В духане много народу: люди спасаются от дождя. Электричество повреждено грозой, духан освещает керосиновая допотопная лампа. На дощатом столе — бурдюк. Люди, сидящие у столов, — все, как один, в отчаянии: они наполняют стаканы белым вином.
— Пей, мальчик! Беда! Пей!
…И опять река. По ее поверхности хлещет дождь. Сейчас автобус утонет. Вода подступает к окнам.
«Мама! — думает Костя. — Мама!»
— Утонем! — убежденно сообщает кто-то с задней скамейки.
— Утонем! Утонем! — охотно подхватывают голоса.
— Нэт! Нэ видать своих внуков! — говорит какой-то старик.
Так все они говорят, и шофер соглашается и сокрушенно машет головой: да, мол, утонем. А как же иначе? Тонем!
И едем дальше.
И вдруг зажглось электричество, осветило затопленный город Рустави. Шофер объяснил, что они под самым Тбилиси. Тусклый свет озарил воду. А дождь все лил, лил. В ногах у Кости дремал чемодан. От чемодана пронзительно пахло розами.
Костя в Тбилиси. В приемной знаменитого свана, которого все называют Бо́рис. Должно быть, сваны так выговаривают имя Борис? Он геолог. Дважды награжден Государственной премией. Костя с таким трудом добился приема к нему!.. Он являлся сюда пять раз.
— Входи-ка, мальчик… — И человек у стола приподнялся навстречу Косте.
Бо́рис огромного роста, почти гигант… Он смахивает на датчанина. (Костя мог судить об этом не потому, что видел датчан каждый день на улицах Москвы, а потому, что видел их раз-другой в кинохронике.)
Они стояли друг против друга почти навытяжку. Гигант — должно быть, по той причине, что не умел держаться иначе. Костя — потому, что так держался геолог Борис.
— Мне… Здравствуйте. Мне говорили, что вы все можете… — забормотал Костя.
Борис недоуменно приподнял брови.
Костя смолк. Во рту у него стало сухо.
— Я слушаю, мальчик, — терпеливо и очень вежливо сказал Борис.

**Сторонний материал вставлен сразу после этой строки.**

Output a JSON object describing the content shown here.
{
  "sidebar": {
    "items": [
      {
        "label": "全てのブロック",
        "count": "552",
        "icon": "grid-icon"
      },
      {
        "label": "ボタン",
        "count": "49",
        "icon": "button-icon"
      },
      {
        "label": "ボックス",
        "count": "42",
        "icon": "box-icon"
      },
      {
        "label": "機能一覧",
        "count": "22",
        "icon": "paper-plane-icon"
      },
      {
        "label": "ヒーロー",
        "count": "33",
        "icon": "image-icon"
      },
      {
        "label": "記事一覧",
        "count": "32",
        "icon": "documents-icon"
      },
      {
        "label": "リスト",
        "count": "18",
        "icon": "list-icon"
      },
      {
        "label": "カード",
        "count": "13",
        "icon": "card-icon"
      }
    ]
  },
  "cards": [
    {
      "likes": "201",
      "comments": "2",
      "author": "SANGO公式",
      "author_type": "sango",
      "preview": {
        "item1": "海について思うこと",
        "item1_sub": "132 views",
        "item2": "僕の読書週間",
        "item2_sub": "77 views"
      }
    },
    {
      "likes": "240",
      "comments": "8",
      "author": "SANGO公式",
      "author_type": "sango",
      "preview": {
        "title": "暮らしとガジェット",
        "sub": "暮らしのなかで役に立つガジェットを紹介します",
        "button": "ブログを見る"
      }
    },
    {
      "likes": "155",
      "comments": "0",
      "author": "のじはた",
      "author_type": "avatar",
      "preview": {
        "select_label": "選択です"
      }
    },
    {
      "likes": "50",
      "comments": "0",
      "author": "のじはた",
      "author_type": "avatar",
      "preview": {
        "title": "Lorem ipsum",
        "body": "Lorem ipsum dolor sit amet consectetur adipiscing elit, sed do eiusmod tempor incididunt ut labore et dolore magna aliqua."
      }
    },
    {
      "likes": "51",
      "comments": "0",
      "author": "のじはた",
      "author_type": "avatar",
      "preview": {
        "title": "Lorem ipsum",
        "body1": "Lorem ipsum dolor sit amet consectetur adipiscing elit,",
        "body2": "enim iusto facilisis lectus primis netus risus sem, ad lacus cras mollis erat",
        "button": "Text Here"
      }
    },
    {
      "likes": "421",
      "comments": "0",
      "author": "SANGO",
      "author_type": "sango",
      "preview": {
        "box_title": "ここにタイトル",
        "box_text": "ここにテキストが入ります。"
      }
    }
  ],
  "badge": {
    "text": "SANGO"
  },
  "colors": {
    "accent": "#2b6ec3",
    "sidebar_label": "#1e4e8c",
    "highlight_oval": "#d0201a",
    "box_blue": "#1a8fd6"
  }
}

— Мне нужно в Сванетию, — утратив последние остатки уверенности, выдохнул Костя.
— Ну и что же?
— Видите ли… — принялся объяснять Костя. — Разливы рек!.. Нет дорог… Не ходят автобусы. Перестали летать самолеты… А у меня… У меня все ж таки не так много денег. Я не могу ждать.
— Так что вам, собственно, надо?.. Денег? — досадливо спросил Борис.
Костя так сильно и так мучительно покраснел, что Борису, видно, стало жалко его.
— Я еду в Сванетию за сестрой. Мне написали письмо из Сванетии… А вы… Вы сван?
— Да. Я сван.
И на дне его голубых глаз мелькнула тень не то любопытства, не то снисходительного сочувствия… У очкастого интеллигентного мальчика, стоявшего навытяжку у его письменного стола, от ярости и волнения тряслись губы.
— Садысь, прошу, — сказал Борис. — И постарайся-ка все рассказать толком.
— У моей сестры умерла мама.
Геолог не выразил ни особого сочувствия, ни любопытства. Он учтиво и спокойно глядел в разгоряченное лицо очкастого мальчика. И тут-то Костя сорвался… Все, что он испытал с тех пор, как получил письмо от дедушки Гасвиани, — все, все, все! — ему захотелось обрушить на голову этого сильного и такого довольного собой Бориса.